Megan Bauerle: Assistant for the OER for Social Justice Project

Today’s post is written by Megan Bauerle (she/her), OER for Social Justice project assistant.

This spring, I joined the William H. Hannon Library at Loyola Marymount University as an assistant for the OER for Social Justice project. My role is to help with open educational resources (OER) technology (i.e., Pressbooks and H5P) and to contribute to a project handbook on OER through a social justice lens. It has been super fun to learn more about OER implementation at LMU, including finding new open access image repositories, learning new H5P interactive assessment tools, and understanding more about OER copyright and licensing.

I am impressed by LMU’s commitment to high-quality, low-cost textbooks through the OERFSJ grant. As a recent undergraduate student, LMU’s OER textbooks have opened my eyes to the ways textbooks and other learning materials can be made more accessible. Part of the project I am working on is designed to address the need to make textbooks more inclusive. My favorite resource that I have explored thus far has been the University of Calgary’s Anatomy Video and Image Diversity Project, which will be used in a human anatomy Pressbook. It is great to be a part of creating more inclusive representation in course materials.

Additionally, I am using H5P interactive assessment tools, which offer customizable textbook elements like multiple choice questions, interactive videos, clickable images, and course presentation slide decks. The OERFSJ grant faculty teams span a range of disciplines, so I have been able to see how H5P can be used for anything from in-textbook reflection questions to adapting interactive economic graphs. This semester, many OERFSJ teams have student workers helping with H5P, copy editing, and content review. It is exciting to have student perspectives included in the textbook design process. Part of my role has been connecting with student workers to ensure everyone working on the grant has support and community.

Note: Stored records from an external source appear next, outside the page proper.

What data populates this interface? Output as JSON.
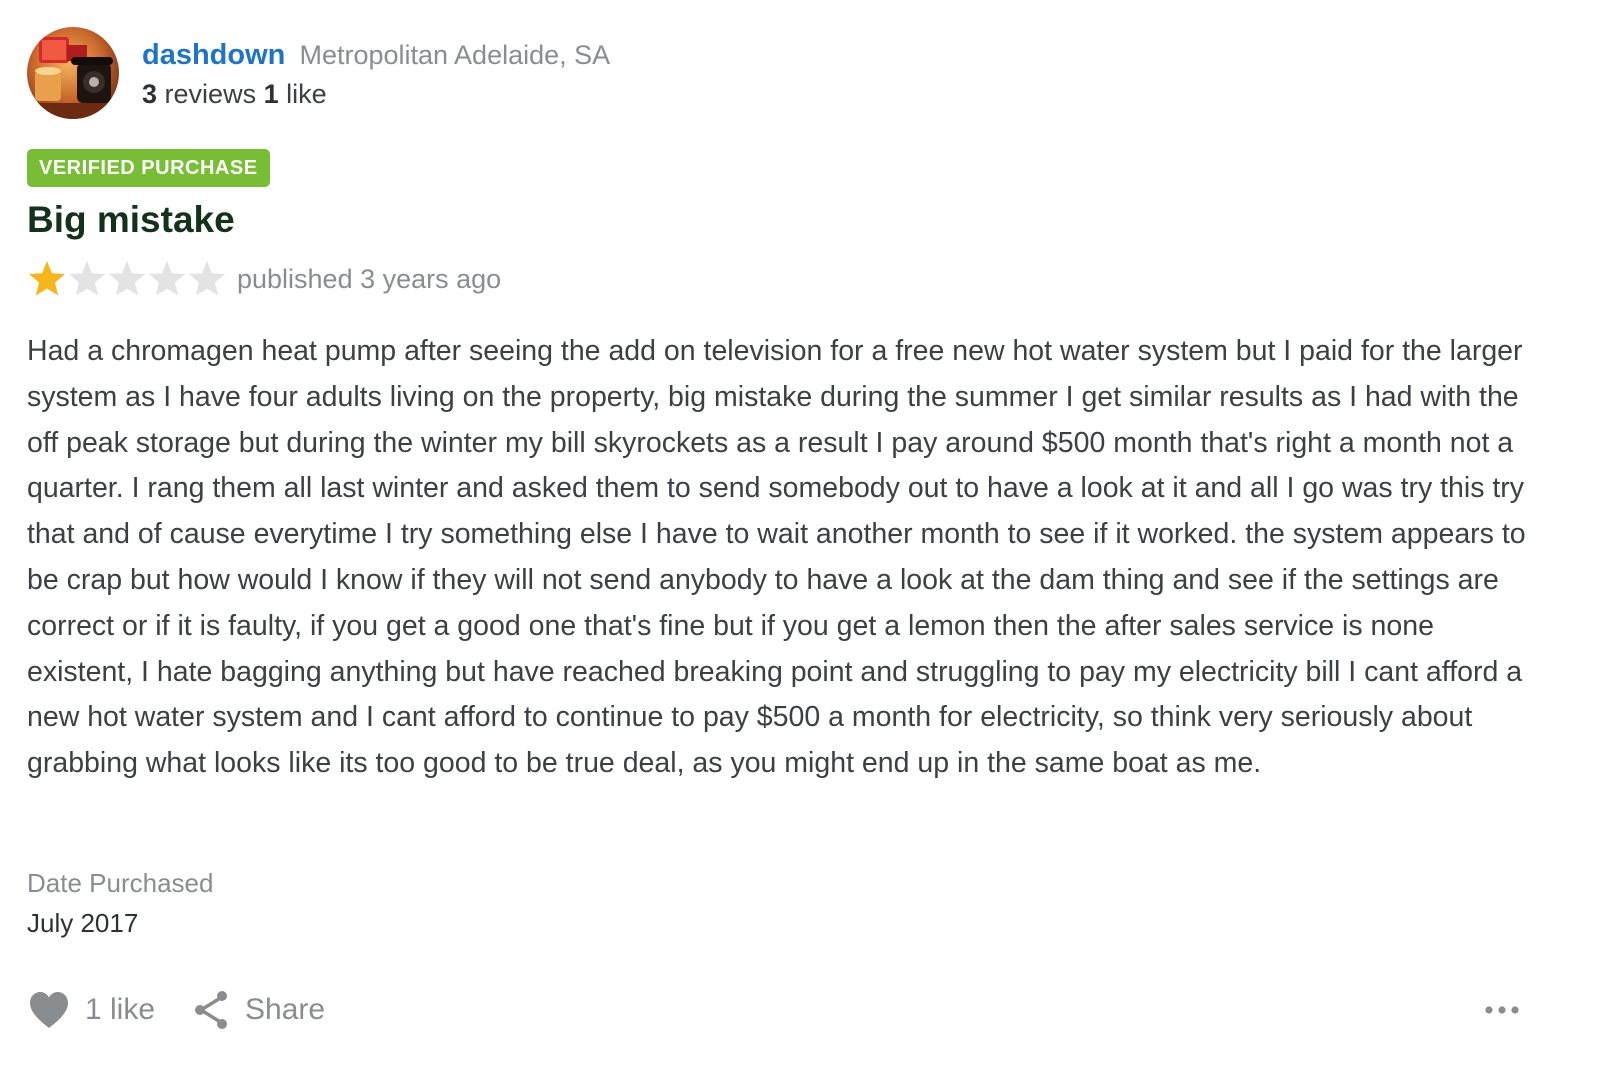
{
  "reviewer": {
    "username": "dashdown",
    "location": "Metropolitan Adelaide, SA",
    "reviews_count": "3",
    "reviews_label": "reviews",
    "likes_count": "1",
    "likes_label": "like",
    "avatar_icon": "avatar-photo-icon"
  },
  "review": {
    "badge": "VERIFIED PURCHASE",
    "title": "Big mistake",
    "rating": 1,
    "rating_max": 5,
    "published": "published 3 years ago",
    "body": "Had a chromagen heat pump after seeing the add on television for a free new hot water system but I paid for the larger system as I have four adults living on the property, big mistake during the summer I get similar results as I had with the off peak storage but during the winter my bill skyrockets as a result I pay around $500 month that's right a month not a quarter. I rang them all last winter and asked them to send somebody out to have a look at it and all I go was try this try that and of cause everytime I try something else I have to wait another month to see if it worked. the system appears to be crap but how would I know if they will not send anybody to have a look at the dam thing and see if the settings are correct or if it is faulty, if you get a good one that's fine but if you get a lemon then the after sales service is none existent, I hate bagging anything but have reached breaking point and struggling to pay my electricity bill I cant afford a new hot water system and I cant afford to continue to pay $500 a month for electricity, so think very seriously about grabbing what looks like its too good to be true deal, as you might end up in the same boat as me."
  },
  "purchase": {
    "label": "Date Purchased",
    "value": "July 2017"
  },
  "actions": {
    "like_label": "1 like",
    "share_label": "Share",
    "like_icon": "heart-icon",
    "share_icon": "share-icon",
    "more_icon": "more-options-icon"
  },
  "colors": {
    "username": "#1e74c6",
    "badge": "#78be34",
    "title": "#12321c",
    "star_filled": "#f6b619",
    "star_empty": "#e3e3e3",
    "muted": "#8a8d90"
  }
}
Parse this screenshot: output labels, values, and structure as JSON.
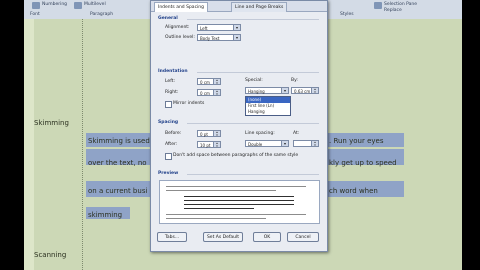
{
  "ribbon": {
    "left_labels": [
      "Numbering",
      "Multilevel",
      "Paragraph"
    ],
    "group_labels": [
      "Font",
      "Paragraph",
      "Styles"
    ],
    "right_labels": [
      "Selection Pane",
      "Replace"
    ]
  },
  "document": {
    "heading1": "Skimming",
    "para_lines": [
      "Skimming is used",
      "over the text, no",
      "on a current busi",
      "skimming"
    ],
    "para_right": [
      ". Run your eyes",
      "kly get up to speed",
      "ch word when"
    ],
    "heading2": "Scanning"
  },
  "dialog": {
    "tabs": [
      "Indents and Spacing",
      "Line and Page Breaks"
    ],
    "general": {
      "title": "General",
      "alignment_label": "Alignment:",
      "alignment_value": "Left",
      "outline_label": "Outline level:",
      "outline_value": "Body Text"
    },
    "indentation": {
      "title": "Indentation",
      "left_label": "Left:",
      "left_value": "0 cm",
      "right_label": "Right:",
      "right_value": "0 cm",
      "mirror_label": "Mirror indents",
      "special_label": "Special:",
      "special_value": "Hanging",
      "by_label": "By:",
      "by_value": "0.63 cm",
      "special_options": [
        "(none)",
        "First line (Ln)",
        "Hanging"
      ]
    },
    "spacing": {
      "title": "Spacing",
      "before_label": "Before:",
      "before_value": "0 pt",
      "after_label": "After:",
      "after_value": "10 pt",
      "line_spacing_label": "Line spacing:",
      "line_spacing_value": "Double",
      "at_label": "At:",
      "dont_add_label": "Don't add space between paragraphs of the same style"
    },
    "preview": {
      "title": "Preview"
    },
    "buttons": {
      "tabs": "Tabs...",
      "default": "Set As Default",
      "ok": "OK",
      "cancel": "Cancel"
    }
  }
}
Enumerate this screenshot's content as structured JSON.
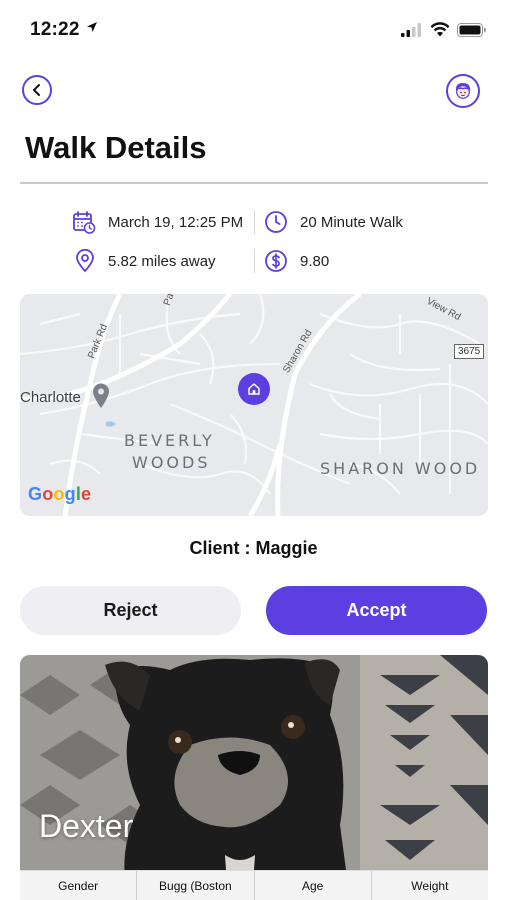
{
  "status_bar": {
    "time": "12:22"
  },
  "header": {
    "title": "Walk Details"
  },
  "info": {
    "date": "March 19, 12:25 PM",
    "duration": "20 Minute Walk",
    "distance": "5.82 miles away",
    "price": "9.80"
  },
  "map": {
    "labels": {
      "charlotte": "Charlotte",
      "beverly": "BEVERLY",
      "woods": "WOODS",
      "sharon_wood": "SHARON WOOD",
      "park_rd": "Park Rd",
      "sharon_rd": "Sharon Rd",
      "view_rd": "View Rd",
      "pa": "Pa",
      "route": "3675"
    },
    "logo": "Google"
  },
  "client": {
    "label": "Client : Maggie"
  },
  "actions": {
    "reject": "Reject",
    "accept": "Accept"
  },
  "dog": {
    "name": "Dexter",
    "stats": [
      "Gender",
      "Bugg (Boston",
      "Age",
      "Weight"
    ]
  },
  "colors": {
    "accent": "#5b3fe0",
    "reject_bg": "#efeff3"
  }
}
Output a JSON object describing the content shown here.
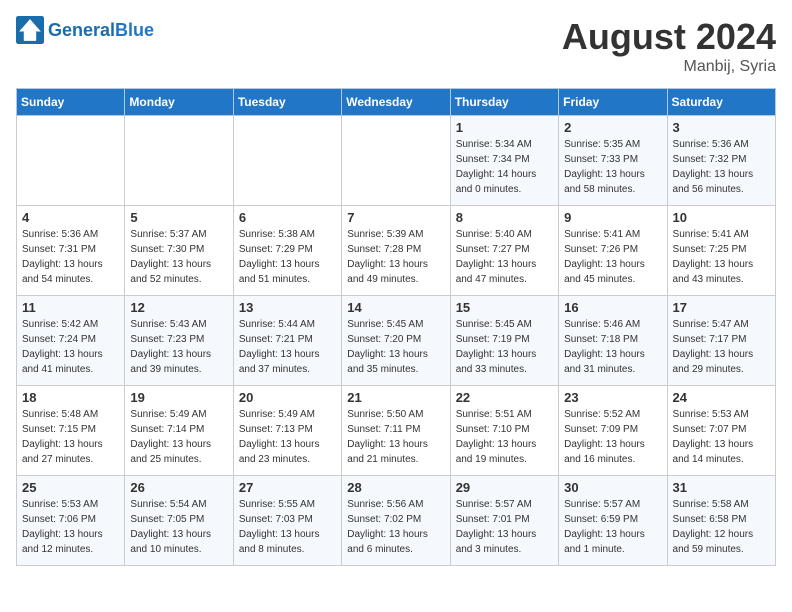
{
  "header": {
    "logo_general": "General",
    "logo_blue": "Blue",
    "month_year": "August 2024",
    "location": "Manbij, Syria"
  },
  "weekdays": [
    "Sunday",
    "Monday",
    "Tuesday",
    "Wednesday",
    "Thursday",
    "Friday",
    "Saturday"
  ],
  "weeks": [
    [
      {
        "day": "",
        "sunrise": "",
        "sunset": "",
        "daylight": ""
      },
      {
        "day": "",
        "sunrise": "",
        "sunset": "",
        "daylight": ""
      },
      {
        "day": "",
        "sunrise": "",
        "sunset": "",
        "daylight": ""
      },
      {
        "day": "",
        "sunrise": "",
        "sunset": "",
        "daylight": ""
      },
      {
        "day": "1",
        "sunrise": "Sunrise: 5:34 AM",
        "sunset": "Sunset: 7:34 PM",
        "daylight": "Daylight: 14 hours and 0 minutes."
      },
      {
        "day": "2",
        "sunrise": "Sunrise: 5:35 AM",
        "sunset": "Sunset: 7:33 PM",
        "daylight": "Daylight: 13 hours and 58 minutes."
      },
      {
        "day": "3",
        "sunrise": "Sunrise: 5:36 AM",
        "sunset": "Sunset: 7:32 PM",
        "daylight": "Daylight: 13 hours and 56 minutes."
      }
    ],
    [
      {
        "day": "4",
        "sunrise": "Sunrise: 5:36 AM",
        "sunset": "Sunset: 7:31 PM",
        "daylight": "Daylight: 13 hours and 54 minutes."
      },
      {
        "day": "5",
        "sunrise": "Sunrise: 5:37 AM",
        "sunset": "Sunset: 7:30 PM",
        "daylight": "Daylight: 13 hours and 52 minutes."
      },
      {
        "day": "6",
        "sunrise": "Sunrise: 5:38 AM",
        "sunset": "Sunset: 7:29 PM",
        "daylight": "Daylight: 13 hours and 51 minutes."
      },
      {
        "day": "7",
        "sunrise": "Sunrise: 5:39 AM",
        "sunset": "Sunset: 7:28 PM",
        "daylight": "Daylight: 13 hours and 49 minutes."
      },
      {
        "day": "8",
        "sunrise": "Sunrise: 5:40 AM",
        "sunset": "Sunset: 7:27 PM",
        "daylight": "Daylight: 13 hours and 47 minutes."
      },
      {
        "day": "9",
        "sunrise": "Sunrise: 5:41 AM",
        "sunset": "Sunset: 7:26 PM",
        "daylight": "Daylight: 13 hours and 45 minutes."
      },
      {
        "day": "10",
        "sunrise": "Sunrise: 5:41 AM",
        "sunset": "Sunset: 7:25 PM",
        "daylight": "Daylight: 13 hours and 43 minutes."
      }
    ],
    [
      {
        "day": "11",
        "sunrise": "Sunrise: 5:42 AM",
        "sunset": "Sunset: 7:24 PM",
        "daylight": "Daylight: 13 hours and 41 minutes."
      },
      {
        "day": "12",
        "sunrise": "Sunrise: 5:43 AM",
        "sunset": "Sunset: 7:23 PM",
        "daylight": "Daylight: 13 hours and 39 minutes."
      },
      {
        "day": "13",
        "sunrise": "Sunrise: 5:44 AM",
        "sunset": "Sunset: 7:21 PM",
        "daylight": "Daylight: 13 hours and 37 minutes."
      },
      {
        "day": "14",
        "sunrise": "Sunrise: 5:45 AM",
        "sunset": "Sunset: 7:20 PM",
        "daylight": "Daylight: 13 hours and 35 minutes."
      },
      {
        "day": "15",
        "sunrise": "Sunrise: 5:45 AM",
        "sunset": "Sunset: 7:19 PM",
        "daylight": "Daylight: 13 hours and 33 minutes."
      },
      {
        "day": "16",
        "sunrise": "Sunrise: 5:46 AM",
        "sunset": "Sunset: 7:18 PM",
        "daylight": "Daylight: 13 hours and 31 minutes."
      },
      {
        "day": "17",
        "sunrise": "Sunrise: 5:47 AM",
        "sunset": "Sunset: 7:17 PM",
        "daylight": "Daylight: 13 hours and 29 minutes."
      }
    ],
    [
      {
        "day": "18",
        "sunrise": "Sunrise: 5:48 AM",
        "sunset": "Sunset: 7:15 PM",
        "daylight": "Daylight: 13 hours and 27 minutes."
      },
      {
        "day": "19",
        "sunrise": "Sunrise: 5:49 AM",
        "sunset": "Sunset: 7:14 PM",
        "daylight": "Daylight: 13 hours and 25 minutes."
      },
      {
        "day": "20",
        "sunrise": "Sunrise: 5:49 AM",
        "sunset": "Sunset: 7:13 PM",
        "daylight": "Daylight: 13 hours and 23 minutes."
      },
      {
        "day": "21",
        "sunrise": "Sunrise: 5:50 AM",
        "sunset": "Sunset: 7:11 PM",
        "daylight": "Daylight: 13 hours and 21 minutes."
      },
      {
        "day": "22",
        "sunrise": "Sunrise: 5:51 AM",
        "sunset": "Sunset: 7:10 PM",
        "daylight": "Daylight: 13 hours and 19 minutes."
      },
      {
        "day": "23",
        "sunrise": "Sunrise: 5:52 AM",
        "sunset": "Sunset: 7:09 PM",
        "daylight": "Daylight: 13 hours and 16 minutes."
      },
      {
        "day": "24",
        "sunrise": "Sunrise: 5:53 AM",
        "sunset": "Sunset: 7:07 PM",
        "daylight": "Daylight: 13 hours and 14 minutes."
      }
    ],
    [
      {
        "day": "25",
        "sunrise": "Sunrise: 5:53 AM",
        "sunset": "Sunset: 7:06 PM",
        "daylight": "Daylight: 13 hours and 12 minutes."
      },
      {
        "day": "26",
        "sunrise": "Sunrise: 5:54 AM",
        "sunset": "Sunset: 7:05 PM",
        "daylight": "Daylight: 13 hours and 10 minutes."
      },
      {
        "day": "27",
        "sunrise": "Sunrise: 5:55 AM",
        "sunset": "Sunset: 7:03 PM",
        "daylight": "Daylight: 13 hours and 8 minutes."
      },
      {
        "day": "28",
        "sunrise": "Sunrise: 5:56 AM",
        "sunset": "Sunset: 7:02 PM",
        "daylight": "Daylight: 13 hours and 6 minutes."
      },
      {
        "day": "29",
        "sunrise": "Sunrise: 5:57 AM",
        "sunset": "Sunset: 7:01 PM",
        "daylight": "Daylight: 13 hours and 3 minutes."
      },
      {
        "day": "30",
        "sunrise": "Sunrise: 5:57 AM",
        "sunset": "Sunset: 6:59 PM",
        "daylight": "Daylight: 13 hours and 1 minute."
      },
      {
        "day": "31",
        "sunrise": "Sunrise: 5:58 AM",
        "sunset": "Sunset: 6:58 PM",
        "daylight": "Daylight: 12 hours and 59 minutes."
      }
    ]
  ]
}
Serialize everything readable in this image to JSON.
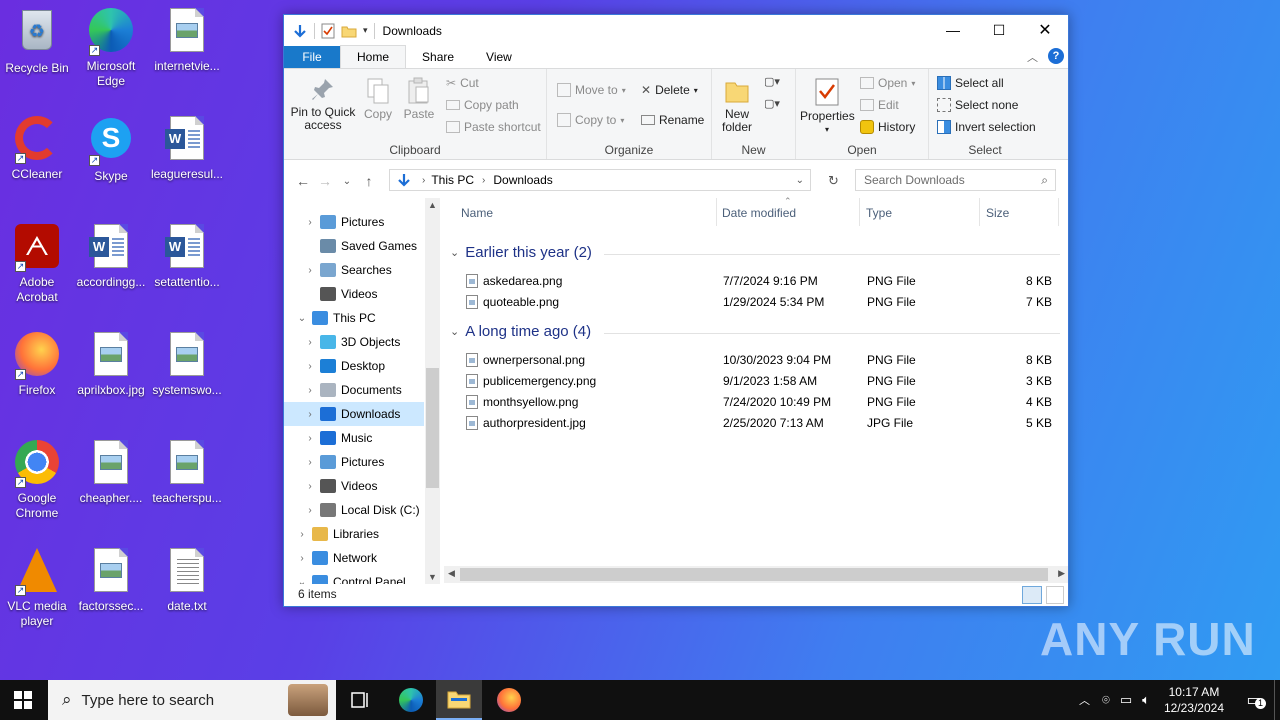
{
  "desktop": {
    "icons": [
      {
        "label": "Recycle Bin"
      },
      {
        "label": "Microsoft Edge"
      },
      {
        "label": "internetvie..."
      },
      {
        "label": "CCleaner"
      },
      {
        "label": "Skype"
      },
      {
        "label": "leagueresul..."
      },
      {
        "label": "Adobe Acrobat"
      },
      {
        "label": "accordingg..."
      },
      {
        "label": "setattentio..."
      },
      {
        "label": "Firefox"
      },
      {
        "label": "aprilxbox.jpg"
      },
      {
        "label": "systemswo..."
      },
      {
        "label": "Google Chrome"
      },
      {
        "label": "cheapher...."
      },
      {
        "label": "teacherspu..."
      },
      {
        "label": "VLC media player"
      },
      {
        "label": "factorssec..."
      },
      {
        "label": "date.txt"
      }
    ],
    "watermark": "ANY RUN"
  },
  "window": {
    "title": "Downloads",
    "controls": {
      "minimize": "—",
      "maximize": "☐",
      "close": "✕"
    },
    "menu_tabs": [
      "File",
      "Home",
      "Share",
      "View"
    ],
    "ribbon": {
      "clipboard": {
        "label": "Clipboard",
        "pin": "Pin to Quick access",
        "copy": "Copy",
        "paste": "Paste",
        "cut": "Cut",
        "copy_path": "Copy path",
        "paste_shortcut": "Paste shortcut"
      },
      "organize": {
        "label": "Organize",
        "move_to": "Move to",
        "copy_to": "Copy to",
        "delete": "Delete",
        "rename": "Rename"
      },
      "new": {
        "label": "New",
        "new_folder": "New folder"
      },
      "open": {
        "label": "Open",
        "properties": "Properties",
        "open": "Open",
        "edit": "Edit",
        "history": "History"
      },
      "select": {
        "label": "Select",
        "select_all": "Select all",
        "select_none": "Select none",
        "invert": "Invert selection"
      }
    },
    "address": {
      "crumbs": [
        "This PC",
        "Downloads"
      ],
      "search_placeholder": "Search Downloads"
    },
    "nav": [
      {
        "label": "Pictures",
        "indent": 1,
        "chev": "›"
      },
      {
        "label": "Saved Games",
        "indent": 1,
        "chev": ""
      },
      {
        "label": "Searches",
        "indent": 1,
        "chev": "›"
      },
      {
        "label": "Videos",
        "indent": 1,
        "chev": ""
      },
      {
        "label": "This PC",
        "indent": 0,
        "chev": "⌄"
      },
      {
        "label": "3D Objects",
        "indent": 1,
        "chev": "›"
      },
      {
        "label": "Desktop",
        "indent": 1,
        "chev": "›"
      },
      {
        "label": "Documents",
        "indent": 1,
        "chev": "›"
      },
      {
        "label": "Downloads",
        "indent": 1,
        "chev": "›"
      },
      {
        "label": "Music",
        "indent": 1,
        "chev": "›"
      },
      {
        "label": "Pictures",
        "indent": 1,
        "chev": "›"
      },
      {
        "label": "Videos",
        "indent": 1,
        "chev": "›"
      },
      {
        "label": "Local Disk (C:)",
        "indent": 1,
        "chev": "›"
      },
      {
        "label": "Libraries",
        "indent": 0,
        "chev": "›"
      },
      {
        "label": "Network",
        "indent": 0,
        "chev": "›"
      },
      {
        "label": "Control Panel",
        "indent": 0,
        "chev": "⌄"
      }
    ],
    "columns": [
      "Name",
      "Date modified",
      "Type",
      "Size"
    ],
    "groups": [
      {
        "title": "Earlier this year (2)",
        "files": [
          {
            "name": "askedarea.png",
            "date": "7/7/2024 9:16 PM",
            "type": "PNG File",
            "size": "8 KB"
          },
          {
            "name": "quoteable.png",
            "date": "1/29/2024 5:34 PM",
            "type": "PNG File",
            "size": "7 KB"
          }
        ]
      },
      {
        "title": "A long time ago (4)",
        "files": [
          {
            "name": "ownerpersonal.png",
            "date": "10/30/2023 9:04 PM",
            "type": "PNG File",
            "size": "8 KB"
          },
          {
            "name": "publicemergency.png",
            "date": "9/1/2023 1:58 AM",
            "type": "PNG File",
            "size": "3 KB"
          },
          {
            "name": "monthsyellow.png",
            "date": "7/24/2020 10:49 PM",
            "type": "PNG File",
            "size": "4 KB"
          },
          {
            "name": "authorpresident.jpg",
            "date": "2/25/2020 7:13 AM",
            "type": "JPG File",
            "size": "5 KB"
          }
        ]
      }
    ],
    "status": "6 items"
  },
  "taskbar": {
    "search_placeholder": "Type here to search",
    "time": "10:17 AM",
    "date": "12/23/2024",
    "notification_count": "1"
  },
  "colors": {
    "accent": "#1979ca",
    "selection": "#cce8ff",
    "group_header": "#1e3287",
    "taskbar": "#101010"
  }
}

I am currently a MLIS student at Simmons University in Boston, MA. In addition to working at LMU, I am a research intern at an economics consulting firm. Before starting at LMU, I worked at my undergraduate university (Wesleyan (CT)) in the Visual Resources Center, Technical Services, and Circulation. I also held a role as a junior fellow at the Library of Congress in the Connecting Communities Digital Initiative. Working with digital humanities tools has been a highlight of my academic career, and I love to learn new tools and new ways to use them. I am excited to continue my library journey at William H. Hannon library!